Campus

Détails d’un outil en os de renne à usages multiples datant de l’époque néandertalienne.

Le Néandertalien, plus malin qu’il n’y paraît

La dernière édition du Bulletin de la Société préhistorique française, une revue trimestrielle de préhistoire française publiée depuis 1904, consacre un article à cette importante découverte concernant l’Homme de Néandertal. Les fouilles archéologiques ont été menées à Arcy-sur-Cure dans le département de l’Yonne en France au cours des mois de mai et juin 2014.« Depuis déjà plus de 15 ans, l’idée d’une intelligence inférieure est contestée dans la littérature scientifique, explique Luc Doyon.L’outil qui a été identifié par ma collègue Mme Pothier Bouchard est, dans son explication, un indice supplémentaire qui supporte la thèse d’une intelligence supérieure. »

Le chercheur émet cependant certaines réserves quant à l’utilisation du terme « intelligence ». « Je préfère davantage parler de capacités technologiques, c’est-à-dire la capacité à reconnaître les propriétés de la matière première et à avoir le répertoire gestuel pour l’exploiter », soutient-il.

L’identification de l’outil a eu lieu au laboratoire d’anatomie comparée du Muséum national d’Histoire naturelle à Paris. « J’ai pleuré ! raconte Geneviève. Et j’ai dansé toute seule dans le grand laboratoire complètement vide.
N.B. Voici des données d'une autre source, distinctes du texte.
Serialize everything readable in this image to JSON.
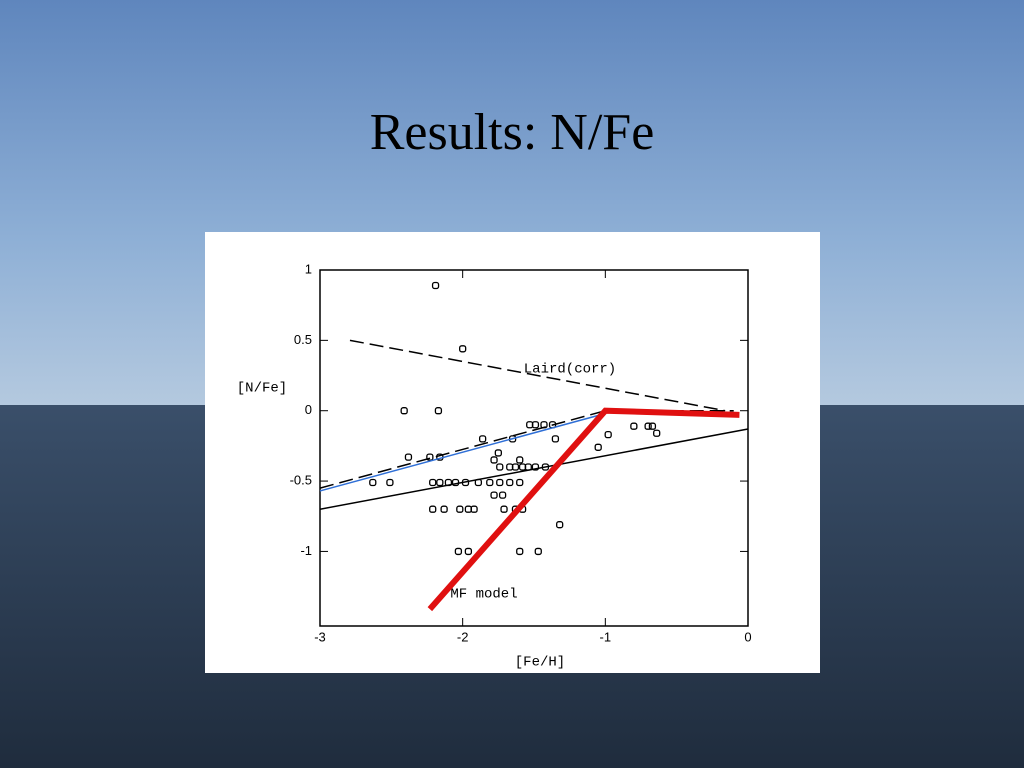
{
  "chart_data": {
    "type": "scatter",
    "title": "Results: N/Fe",
    "x_label": "[Fe/H]",
    "y_label": "[N/Fe]",
    "annotations": [
      "Laird(corr)",
      "MF model"
    ],
    "xlim": [
      -3,
      0
    ],
    "ylim": [
      -1.53,
      1.0
    ],
    "xticks": [
      -3,
      -2,
      -1,
      0
    ],
    "yticks": [
      1,
      0.5,
      0,
      -0.5,
      -1
    ],
    "series": [
      {
        "type": "scatter",
        "color": "#000000",
        "x": [
          -2.19,
          -2.0,
          -2.41,
          -2.17,
          -2.63,
          -2.51,
          -2.38,
          -2.23,
          -2.16,
          -2.21,
          -2.16,
          -2.1,
          -2.05,
          -1.98,
          -1.89,
          -1.81,
          -1.74,
          -1.67,
          -1.6,
          -2.21,
          -2.13,
          -2.02,
          -1.96,
          -1.92,
          -1.71,
          -1.63,
          -1.58,
          -1.74,
          -1.67,
          -1.63,
          -1.58,
          -1.54,
          -1.49,
          -1.42,
          -1.78,
          -1.72,
          -1.78,
          -1.6,
          -1.86,
          -1.65,
          -1.35,
          -1.53,
          -1.49,
          -1.43,
          -1.37,
          -2.03,
          -1.96,
          -1.6,
          -1.47,
          -1.32,
          -1.75,
          -1.05,
          -0.98,
          -0.8,
          -0.7,
          -0.64,
          -0.67
        ],
        "y": [
          0.89,
          0.44,
          0.0,
          0.0,
          -0.51,
          -0.51,
          -0.33,
          -0.33,
          -0.33,
          -0.51,
          -0.51,
          -0.51,
          -0.51,
          -0.51,
          -0.51,
          -0.51,
          -0.51,
          -0.51,
          -0.51,
          -0.7,
          -0.7,
          -0.7,
          -0.7,
          -0.7,
          -0.7,
          -0.7,
          -0.7,
          -0.4,
          -0.4,
          -0.4,
          -0.4,
          -0.4,
          -0.4,
          -0.4,
          -0.6,
          -0.6,
          -0.35,
          -0.35,
          -0.2,
          -0.2,
          -0.2,
          -0.1,
          -0.1,
          -0.1,
          -0.1,
          -1.0,
          -1.0,
          -1.0,
          -1.0,
          -0.81,
          -0.3,
          -0.26,
          -0.17,
          -0.11,
          -0.11,
          -0.16,
          -0.11
        ]
      },
      {
        "type": "line",
        "color": "#000000",
        "line_style": "dashed",
        "x": [
          -2.79,
          -0.16
        ],
        "y": [
          0.5,
          0.0
        ]
      },
      {
        "type": "line",
        "color": "#000000",
        "line_style": "solid",
        "x": [
          -3,
          0
        ],
        "y": [
          -0.7,
          -0.13
        ]
      },
      {
        "type": "line",
        "color": "#000000",
        "line_style": "dashed",
        "x": [
          -3,
          -1,
          -0.1
        ],
        "y": [
          -0.55,
          0.0,
          0.0
        ]
      },
      {
        "type": "line",
        "color": "#2f6fd6",
        "line_style": "solid",
        "x": [
          -3,
          -1
        ],
        "y": [
          -0.57,
          -0.02
        ]
      },
      {
        "type": "line",
        "color": "#e01010",
        "line_style": "thick",
        "x": [
          -2.23,
          -1.0,
          -0.06
        ],
        "y": [
          -1.41,
          0.0,
          -0.03
        ]
      }
    ]
  }
}
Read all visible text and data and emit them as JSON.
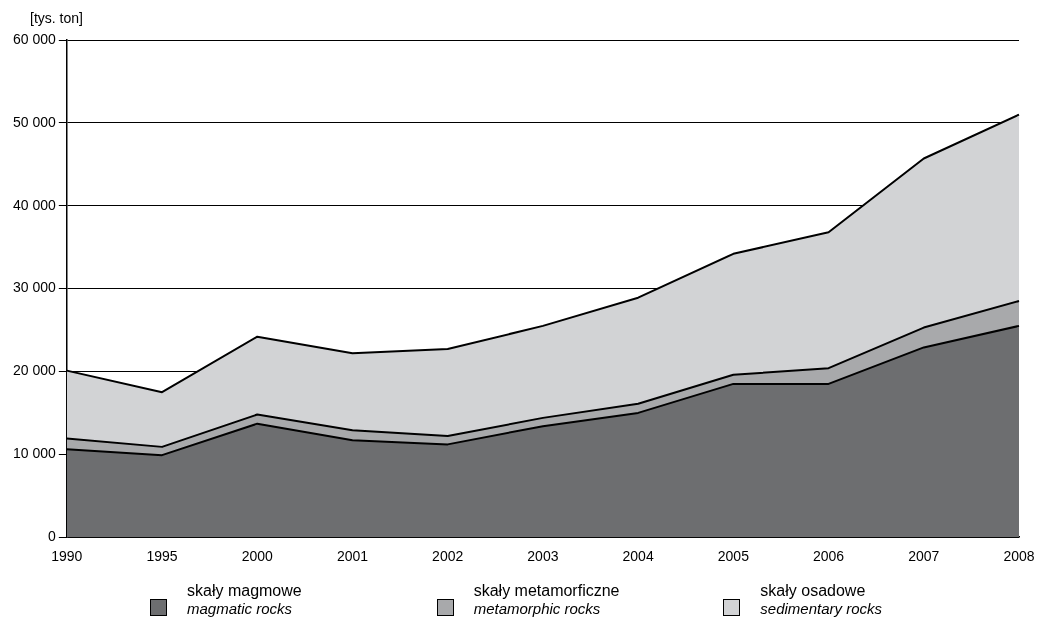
{
  "chart_data": {
    "type": "area",
    "stacked": true,
    "ylabel": "[tys. ton]",
    "categories": [
      "1990",
      "1995",
      "2000",
      "2001",
      "2002",
      "2003",
      "2004",
      "2005",
      "2006",
      "2007",
      "2008"
    ],
    "series": [
      {
        "name": "skały magmowe\nmagmatic rocks",
        "color": "#6d6e70",
        "values": [
          10600,
          9900,
          13700,
          11700,
          11200,
          13400,
          15000,
          18500,
          18500,
          22900,
          25500
        ]
      },
      {
        "name": "skały metamorficzne\nmetamorphic rocks",
        "color": "#a8a9ab",
        "values": [
          1300,
          1000,
          1100,
          1200,
          1000,
          1000,
          1100,
          1100,
          1900,
          2400,
          3000
        ]
      },
      {
        "name": "skały osadowe\nsedimentary rocks",
        "color": "#d2d3d5",
        "values": [
          8200,
          6600,
          9400,
          9300,
          10500,
          11100,
          12800,
          14600,
          16400,
          20400,
          22500
        ]
      }
    ],
    "ylim": [
      0,
      60000
    ],
    "yticks": [
      {
        "value": 0,
        "label": "0"
      },
      {
        "value": 10000,
        "label": "10 000"
      },
      {
        "value": 20000,
        "label": "20 000"
      },
      {
        "value": 30000,
        "label": "30 000"
      },
      {
        "value": 40000,
        "label": "40 000"
      },
      {
        "value": 50000,
        "label": "50 000"
      },
      {
        "value": 60000,
        "label": "60 000"
      }
    ],
    "grid": "y",
    "legend": "bottom",
    "marker": "none",
    "line_style": "solid"
  }
}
Heureusement, je n’ai pour témoin que les dizaines de squelettes montés d’animaux qui décorent le laboratoire. »

L’étudiante explique la nature de sa recherche. « J’effectue une analyse zooarchéologique, c’est-à-dire que je tente d’identifier l’espèce animale et la partie anatomique de toutes les pièces osseuses de la collection faunique recueillies afin de définir et de comprendre les modes de subsistances des groupes de chasseurs-cueilleurs néandertaliens qui ont fréquenté la grotte du Bison il y a un peu plus de 50 000 ans », raconte-t-elle.

Comprendre les usages de l’objet

L’instrument découvert est un os de renne travaillé par le Néandertalien. Les observations menées jusqu’ici laissent croire que l’engin était utilisé comme retouchoir pour façonner la pierre afin de fabriquer des outils. Les propriétés de racloir de l’objet doivent cependant toujours être démontrées par l’archéologie expérimentale, une procédure qui consiste à reproduire les conditions dans lesquelles l’outil a été utilisé. « Cette expérience permet en quelque sorte de retracer la biographie de l’objet », affirme M. Doyon.

En observant les traces d’usures résultant d’une manipulation humaine de l’objet, il est possible de comprendre quel était son usage, explique M. Doyon. C’est ce qu’on appelle la tracéologie. Une telle analyse nécessite un outillage approprié. « Nous avons utilisé le macroscope Olympus DSX100 récemment acquis par le Laboratoire d’écomorphologie et de paléoanthropologie de l’UdeM afin de pouvoir faire l’analyse de ces marques » , explique le chercheur.

Les diverses utilisations de l’objet permettent de mieux comprendre l’Homme de Néandertal, mais aussi l’Homo sapiens moderne. « L’humain a la possibilité de s’étudier lui-même, affirmel’étudiant au baccalauréat en anthropologieLouis-Frédéric Verrault Giroux. Il me semble qu’une connaissance approfondie de l’humain ne peut qu’être bénéfique, d’une façon ou d’une autre, pour soi comme pour la société en général. »

L’environnement du site de fouille est d’une grande importance pour la conservation et l’analyse des vestiges, selon M. Doyon. « Les sites présentant la meilleure conservation sont situés dans le Sud-Ouest américain, car leur environnement est sec, affirme-t-il. C’est très rare en Europe, surtout pour la période à l’étude. C’est pour cette raison que l’on prend toujours en compte les processus qui ont pu modifier l’état des vestiges dans nos analyses. Ces processus sont multiples pour la grotte du Bison : effondrement de la voûte de la grotte, accumulation d’eau stagnante par endroits et occupation successive des humains et des carnivores. »

Retombées personnelles

Cette découverte pourrait avoir des retombées importantes sur la carrière de Geneviève . « Il est évident qu’une telle découverte m’apporte beaucoup d’un point de vue académique, soutient-elle. D’un point de vue personnel, cet événement me rappelle surtout la raison pour laquelle je m’aventure dans de longues études qui, on doit se l’avouer, sont très risquées financièrement. »

Geneviève continue de s’impliquer dans une dizaine de projets au Québec et en Europe. Elle poursuit en parallèle la rédaction de son mémoire et prévoit s’inscrire au doctorat.